Just one day after announcing price increases on both the Model S and Model X in China, electric vehicle manufacturer Tesla announced they are moving forward with a plan to build a factory in China with an annual output of 500,000 vehicles.
While Tesla’s intention to build cars in China is not new news, it’s hard not to see the connection between the price increases, the accelerated push to build in China and the looming trade war between the US and China. Tesla CEO Elon Musk has been openly working on a deal to produce his cars in China as part of his stated goal of rapid growth, saying as recently as November that a plant in Asia was “about 3 years away” but this latest development clearly shows an increased urgency. Musk also indicated production numbers would be in the neighborhood of 200,000 vehicles annually.
The South China Morning Post reported that Musk was in China Tuesday to sign a crucial agreement to begin construction immediately. The new factory will be be built in Lingang New City with the first vehicles rolling off the assembly line in the next 24 months. Tesla will likely produce their entry-level Model 3 and upcoming Model Y at the new facility.
With prices for the entry-level Model 3 and Model X SUV soaring by as much as $30,000 as the result of U.S.-imposed tariffs on vehicles exported to China, Tesla seemingly had no choice but to aggressively move forward with their China facility.

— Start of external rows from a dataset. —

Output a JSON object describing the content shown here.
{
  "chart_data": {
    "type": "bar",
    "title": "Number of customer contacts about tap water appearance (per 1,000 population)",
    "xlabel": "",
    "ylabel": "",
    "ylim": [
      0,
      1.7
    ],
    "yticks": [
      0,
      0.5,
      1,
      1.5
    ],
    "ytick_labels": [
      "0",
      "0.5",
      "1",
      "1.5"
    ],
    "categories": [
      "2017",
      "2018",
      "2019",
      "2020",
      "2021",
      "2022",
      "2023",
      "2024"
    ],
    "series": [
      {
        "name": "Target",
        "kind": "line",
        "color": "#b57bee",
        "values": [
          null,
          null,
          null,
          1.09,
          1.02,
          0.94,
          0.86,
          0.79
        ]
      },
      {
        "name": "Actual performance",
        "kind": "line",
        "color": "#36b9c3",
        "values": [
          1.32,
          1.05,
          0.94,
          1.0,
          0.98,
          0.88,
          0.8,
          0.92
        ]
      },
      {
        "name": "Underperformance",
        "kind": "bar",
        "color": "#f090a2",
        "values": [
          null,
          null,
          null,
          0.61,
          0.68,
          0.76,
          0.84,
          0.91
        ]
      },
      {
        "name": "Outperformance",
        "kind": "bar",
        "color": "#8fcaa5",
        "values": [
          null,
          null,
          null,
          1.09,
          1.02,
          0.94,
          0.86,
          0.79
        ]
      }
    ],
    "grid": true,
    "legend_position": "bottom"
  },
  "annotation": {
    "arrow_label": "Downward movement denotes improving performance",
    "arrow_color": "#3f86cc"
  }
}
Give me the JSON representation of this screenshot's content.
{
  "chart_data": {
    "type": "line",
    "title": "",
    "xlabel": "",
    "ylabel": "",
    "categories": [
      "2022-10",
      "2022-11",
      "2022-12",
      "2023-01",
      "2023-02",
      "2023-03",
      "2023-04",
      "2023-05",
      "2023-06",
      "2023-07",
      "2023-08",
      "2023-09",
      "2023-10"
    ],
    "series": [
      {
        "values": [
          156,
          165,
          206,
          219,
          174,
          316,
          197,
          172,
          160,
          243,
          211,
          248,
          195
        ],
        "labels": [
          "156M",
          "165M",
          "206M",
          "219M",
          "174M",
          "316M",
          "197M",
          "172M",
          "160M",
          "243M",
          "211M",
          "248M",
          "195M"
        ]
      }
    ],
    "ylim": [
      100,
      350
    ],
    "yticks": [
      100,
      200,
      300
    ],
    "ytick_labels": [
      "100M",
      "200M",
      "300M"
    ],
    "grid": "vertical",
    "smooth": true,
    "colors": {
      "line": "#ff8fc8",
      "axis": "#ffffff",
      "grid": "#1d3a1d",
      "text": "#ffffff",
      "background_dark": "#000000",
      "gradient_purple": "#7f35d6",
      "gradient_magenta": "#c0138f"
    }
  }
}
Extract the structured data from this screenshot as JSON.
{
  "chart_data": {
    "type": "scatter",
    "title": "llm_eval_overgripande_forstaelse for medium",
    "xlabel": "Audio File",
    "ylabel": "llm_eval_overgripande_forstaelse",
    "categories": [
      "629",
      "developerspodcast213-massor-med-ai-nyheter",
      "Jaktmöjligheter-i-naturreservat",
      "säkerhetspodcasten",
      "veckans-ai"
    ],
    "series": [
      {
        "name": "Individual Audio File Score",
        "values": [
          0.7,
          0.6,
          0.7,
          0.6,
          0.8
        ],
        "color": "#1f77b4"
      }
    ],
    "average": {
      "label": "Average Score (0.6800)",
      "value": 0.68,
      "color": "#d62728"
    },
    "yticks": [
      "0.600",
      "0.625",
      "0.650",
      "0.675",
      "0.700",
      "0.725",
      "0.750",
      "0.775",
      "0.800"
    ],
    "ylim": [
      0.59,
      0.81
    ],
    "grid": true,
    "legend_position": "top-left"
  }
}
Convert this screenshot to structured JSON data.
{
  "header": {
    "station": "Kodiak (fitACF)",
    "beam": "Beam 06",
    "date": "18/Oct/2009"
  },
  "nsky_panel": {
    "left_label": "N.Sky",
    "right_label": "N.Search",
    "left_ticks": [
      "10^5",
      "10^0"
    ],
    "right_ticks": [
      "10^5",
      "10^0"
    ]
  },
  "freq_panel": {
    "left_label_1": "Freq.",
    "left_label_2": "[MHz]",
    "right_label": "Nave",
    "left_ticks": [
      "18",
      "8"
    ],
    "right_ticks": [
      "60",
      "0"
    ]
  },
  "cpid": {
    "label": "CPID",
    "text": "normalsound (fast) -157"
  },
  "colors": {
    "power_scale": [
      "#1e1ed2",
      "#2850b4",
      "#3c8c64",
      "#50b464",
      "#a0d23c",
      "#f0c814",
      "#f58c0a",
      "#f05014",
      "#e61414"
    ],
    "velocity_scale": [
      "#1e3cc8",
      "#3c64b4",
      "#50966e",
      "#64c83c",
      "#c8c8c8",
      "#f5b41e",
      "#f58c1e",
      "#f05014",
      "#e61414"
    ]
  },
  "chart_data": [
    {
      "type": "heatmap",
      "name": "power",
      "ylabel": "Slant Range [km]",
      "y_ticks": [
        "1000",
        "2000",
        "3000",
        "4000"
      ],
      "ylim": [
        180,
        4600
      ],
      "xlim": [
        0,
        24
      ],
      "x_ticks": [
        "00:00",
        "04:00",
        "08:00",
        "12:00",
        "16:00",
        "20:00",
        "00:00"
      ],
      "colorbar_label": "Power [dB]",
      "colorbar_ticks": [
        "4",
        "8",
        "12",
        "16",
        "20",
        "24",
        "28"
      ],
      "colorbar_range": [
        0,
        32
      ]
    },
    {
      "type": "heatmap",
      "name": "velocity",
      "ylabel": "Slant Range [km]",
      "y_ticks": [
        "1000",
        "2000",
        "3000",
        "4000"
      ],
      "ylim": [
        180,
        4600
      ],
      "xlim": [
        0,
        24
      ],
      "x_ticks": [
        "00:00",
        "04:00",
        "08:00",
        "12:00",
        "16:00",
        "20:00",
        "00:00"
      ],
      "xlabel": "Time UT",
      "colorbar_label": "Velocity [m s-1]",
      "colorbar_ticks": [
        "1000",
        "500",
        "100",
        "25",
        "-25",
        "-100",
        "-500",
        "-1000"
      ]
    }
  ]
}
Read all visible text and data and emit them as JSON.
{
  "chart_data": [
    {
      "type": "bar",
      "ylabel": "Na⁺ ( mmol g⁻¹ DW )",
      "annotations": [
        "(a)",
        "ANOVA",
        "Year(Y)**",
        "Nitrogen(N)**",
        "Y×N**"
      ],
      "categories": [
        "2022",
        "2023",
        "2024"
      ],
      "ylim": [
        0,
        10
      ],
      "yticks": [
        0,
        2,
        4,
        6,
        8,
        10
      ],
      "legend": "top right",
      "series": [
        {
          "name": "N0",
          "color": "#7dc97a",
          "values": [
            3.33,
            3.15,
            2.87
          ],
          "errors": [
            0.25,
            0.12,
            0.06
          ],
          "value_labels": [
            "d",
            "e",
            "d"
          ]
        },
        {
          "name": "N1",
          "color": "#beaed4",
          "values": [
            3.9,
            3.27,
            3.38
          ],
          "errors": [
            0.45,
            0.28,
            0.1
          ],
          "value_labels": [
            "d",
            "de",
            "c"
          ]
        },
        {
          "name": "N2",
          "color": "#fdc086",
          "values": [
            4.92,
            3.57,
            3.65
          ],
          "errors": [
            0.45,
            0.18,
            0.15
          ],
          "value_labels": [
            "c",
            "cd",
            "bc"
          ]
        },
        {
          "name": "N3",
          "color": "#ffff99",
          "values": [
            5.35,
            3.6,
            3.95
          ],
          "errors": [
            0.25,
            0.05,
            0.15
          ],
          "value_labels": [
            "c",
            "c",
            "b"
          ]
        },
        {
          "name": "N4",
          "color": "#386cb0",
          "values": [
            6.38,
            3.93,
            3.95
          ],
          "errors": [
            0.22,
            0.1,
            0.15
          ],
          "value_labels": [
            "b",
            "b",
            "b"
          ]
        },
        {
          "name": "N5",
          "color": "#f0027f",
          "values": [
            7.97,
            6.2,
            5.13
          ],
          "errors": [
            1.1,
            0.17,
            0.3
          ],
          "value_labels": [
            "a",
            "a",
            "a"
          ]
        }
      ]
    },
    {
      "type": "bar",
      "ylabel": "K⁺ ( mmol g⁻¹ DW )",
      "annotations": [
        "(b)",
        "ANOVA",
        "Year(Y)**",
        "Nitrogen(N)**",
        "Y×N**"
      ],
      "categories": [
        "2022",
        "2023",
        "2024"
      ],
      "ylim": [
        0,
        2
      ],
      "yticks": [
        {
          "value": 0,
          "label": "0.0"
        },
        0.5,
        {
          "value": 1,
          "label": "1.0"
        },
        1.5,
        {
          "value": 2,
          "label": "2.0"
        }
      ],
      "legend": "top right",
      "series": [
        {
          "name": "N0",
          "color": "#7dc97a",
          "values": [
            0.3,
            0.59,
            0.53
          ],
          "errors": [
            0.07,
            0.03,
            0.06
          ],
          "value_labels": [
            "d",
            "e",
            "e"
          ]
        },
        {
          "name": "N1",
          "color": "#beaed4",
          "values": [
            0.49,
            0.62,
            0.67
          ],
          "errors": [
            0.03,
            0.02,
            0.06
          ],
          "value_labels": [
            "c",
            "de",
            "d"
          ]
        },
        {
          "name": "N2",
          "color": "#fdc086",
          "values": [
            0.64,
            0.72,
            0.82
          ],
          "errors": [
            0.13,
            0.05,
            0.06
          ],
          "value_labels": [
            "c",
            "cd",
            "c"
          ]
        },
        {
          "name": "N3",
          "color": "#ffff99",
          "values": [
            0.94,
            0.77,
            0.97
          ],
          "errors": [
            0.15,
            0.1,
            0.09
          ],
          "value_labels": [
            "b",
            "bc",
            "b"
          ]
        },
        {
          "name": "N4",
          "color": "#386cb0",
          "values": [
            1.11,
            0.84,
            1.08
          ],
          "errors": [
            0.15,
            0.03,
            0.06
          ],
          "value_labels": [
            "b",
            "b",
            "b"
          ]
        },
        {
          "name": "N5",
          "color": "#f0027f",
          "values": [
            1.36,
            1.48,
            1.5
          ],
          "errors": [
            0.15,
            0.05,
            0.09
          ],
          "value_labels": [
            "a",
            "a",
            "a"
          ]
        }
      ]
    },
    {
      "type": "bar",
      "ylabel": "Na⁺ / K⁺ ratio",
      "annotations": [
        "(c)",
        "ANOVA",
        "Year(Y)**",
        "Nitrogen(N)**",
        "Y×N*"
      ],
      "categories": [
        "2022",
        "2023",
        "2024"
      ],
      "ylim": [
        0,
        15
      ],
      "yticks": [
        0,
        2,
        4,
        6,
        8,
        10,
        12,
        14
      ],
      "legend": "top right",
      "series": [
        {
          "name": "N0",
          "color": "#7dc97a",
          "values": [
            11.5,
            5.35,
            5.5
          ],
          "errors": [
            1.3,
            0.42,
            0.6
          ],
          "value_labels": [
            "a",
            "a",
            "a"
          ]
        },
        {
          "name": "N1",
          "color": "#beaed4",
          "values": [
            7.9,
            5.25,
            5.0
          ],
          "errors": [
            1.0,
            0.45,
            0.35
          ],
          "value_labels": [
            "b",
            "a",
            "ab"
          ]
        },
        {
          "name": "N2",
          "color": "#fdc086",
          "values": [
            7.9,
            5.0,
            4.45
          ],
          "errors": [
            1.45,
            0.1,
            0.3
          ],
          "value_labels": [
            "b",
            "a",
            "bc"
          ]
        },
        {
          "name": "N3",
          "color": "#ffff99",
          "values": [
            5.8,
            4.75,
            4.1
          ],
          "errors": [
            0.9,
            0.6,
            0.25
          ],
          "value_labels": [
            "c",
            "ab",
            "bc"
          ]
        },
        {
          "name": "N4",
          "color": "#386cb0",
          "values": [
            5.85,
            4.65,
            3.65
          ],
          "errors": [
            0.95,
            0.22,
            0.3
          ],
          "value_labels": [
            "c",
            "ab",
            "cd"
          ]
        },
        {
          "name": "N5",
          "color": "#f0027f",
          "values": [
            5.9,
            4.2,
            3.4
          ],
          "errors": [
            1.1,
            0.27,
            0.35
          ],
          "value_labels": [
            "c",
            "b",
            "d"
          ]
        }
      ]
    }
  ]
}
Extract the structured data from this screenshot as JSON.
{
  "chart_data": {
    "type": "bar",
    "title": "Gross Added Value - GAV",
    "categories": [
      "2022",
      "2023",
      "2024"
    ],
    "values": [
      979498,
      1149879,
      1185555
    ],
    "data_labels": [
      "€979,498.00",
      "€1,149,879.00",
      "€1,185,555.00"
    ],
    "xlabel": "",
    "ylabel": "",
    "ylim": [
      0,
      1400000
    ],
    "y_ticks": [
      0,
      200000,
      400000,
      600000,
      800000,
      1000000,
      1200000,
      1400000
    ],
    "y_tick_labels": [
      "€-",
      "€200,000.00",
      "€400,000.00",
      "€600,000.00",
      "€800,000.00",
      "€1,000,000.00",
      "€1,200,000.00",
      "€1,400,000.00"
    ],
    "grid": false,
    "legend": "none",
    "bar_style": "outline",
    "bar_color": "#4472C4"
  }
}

China represents a tremendous growth opportunity for Tesla with over 770,000 “new-energy” (battery-powered, plug-in hybrid and fuel-cell) vehicles sold last year. 14,779 of those were made by Tesla which makes them the #10 brand in segment. China represented 17 percent of Tesla’s revenue in 2017 and with the Chinese government’s target of 7 million new energy vehicles by 2025 it’s not hard to see the logic in Musk’s plan. Tesla said in a press release: “Tesla is deeply committed to the Chinese market, and we look forward to building even more cars for our customers here.”